Any node can choose to join/leave any of the forked blockchains. Its their choice.
Supply and Demand
Price and value is based on supply and demand. If there is no demand for a blockchain then no one will be mining it, new blocks wont get added and that chain will decrease in value. When there are too few miners the blockchain can be attacked and hijacked.
If miners can't make money they will abandon the blockchain. They only do it for money.
Perhaps its better to go IBM and Microsoft and launch your application on a more predictable instance of the blockchain.
Control of the Nodes / Ledgers
Someone controlling a majority of network hash rate may have the ability to revise transaction history and prevent new transactions from confirming.
By controlling the majority of the computing power on the network:
- An attacker or group of attackers can interfere with the process of recording new blocks.
- They can prevent other miners from completing blocks, theoretically allowing them to monopolize the mining of new blocks and earn all of the rewards (for bitcoin, the reward is currently 12.5 newly-created bitcoins, though it will eventually drop to zero). They can block other users' transactions.

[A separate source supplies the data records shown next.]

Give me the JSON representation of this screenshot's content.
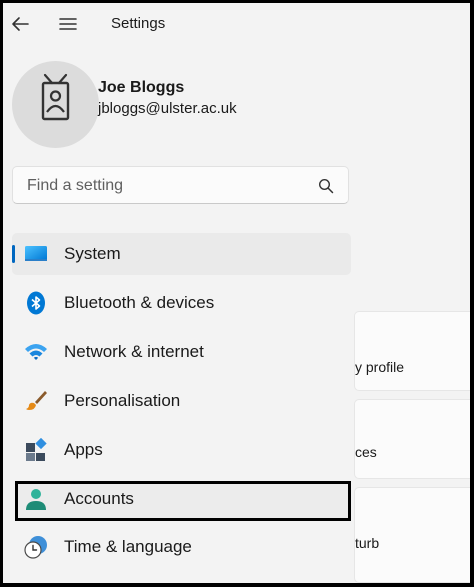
{
  "app": {
    "title": "Settings"
  },
  "profile": {
    "name": "Joe Bloggs",
    "email": "jbloggs@ulster.ac.uk"
  },
  "search": {
    "placeholder": "Find a setting"
  },
  "nav": {
    "items": [
      {
        "label": "System",
        "icon": "monitor-icon",
        "selected": true
      },
      {
        "label": "Bluetooth & devices",
        "icon": "bluetooth-icon"
      },
      {
        "label": "Network & internet",
        "icon": "wifi-icon"
      },
      {
        "label": "Personalisation",
        "icon": "paintbrush-icon"
      },
      {
        "label": "Apps",
        "icon": "apps-icon"
      },
      {
        "label": "Accounts",
        "icon": "person-icon",
        "highlighted": true
      },
      {
        "label": "Time & language",
        "icon": "clock-globe-icon"
      }
    ]
  },
  "right_panel": {
    "cards": [
      {
        "text": "y profile"
      },
      {
        "text": "ces"
      },
      {
        "text": "turb"
      }
    ]
  },
  "colors": {
    "accent": "#0067c0",
    "highlight_border": "#000000"
  }
}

- They can send a transaction, then reverse it, making it appear as though they still had the coin they just spent. This vulnerability, known as double-spending, is the basic cryptographic hurdle the blockchain was built to overcome, so a network that allowed for double-spending would quickly suffer a loss of confidence
A 51% attack is a potential attack on the bitcoin network whereby an organization is somehow able to control the majority of the network mining power (hashrate). Bitcoin is secured by having all miners (computers processing the networks transactions) agree on a shared ledger called the blockchain. Bitcoin nodes look to each other to verify what they're working on is the valid blockchain. If the majority of miners are controlled by a single entity, they would have the power to (at least attempt to) decide which transactions get approved or not. This would allow them to prevent other transactions, and allow their own coins to be spent multiple times - a process called double spending.
Honoring Contracts
'Smart Contracts' is the name given to executable programs that live inside a blockchain and which will execute autonomously if the trigger conditions (also in the chain) are met.
In the Ethereum blockchain the executability is built into the blockchain itself so it would seem like you are safe BUT that is not true.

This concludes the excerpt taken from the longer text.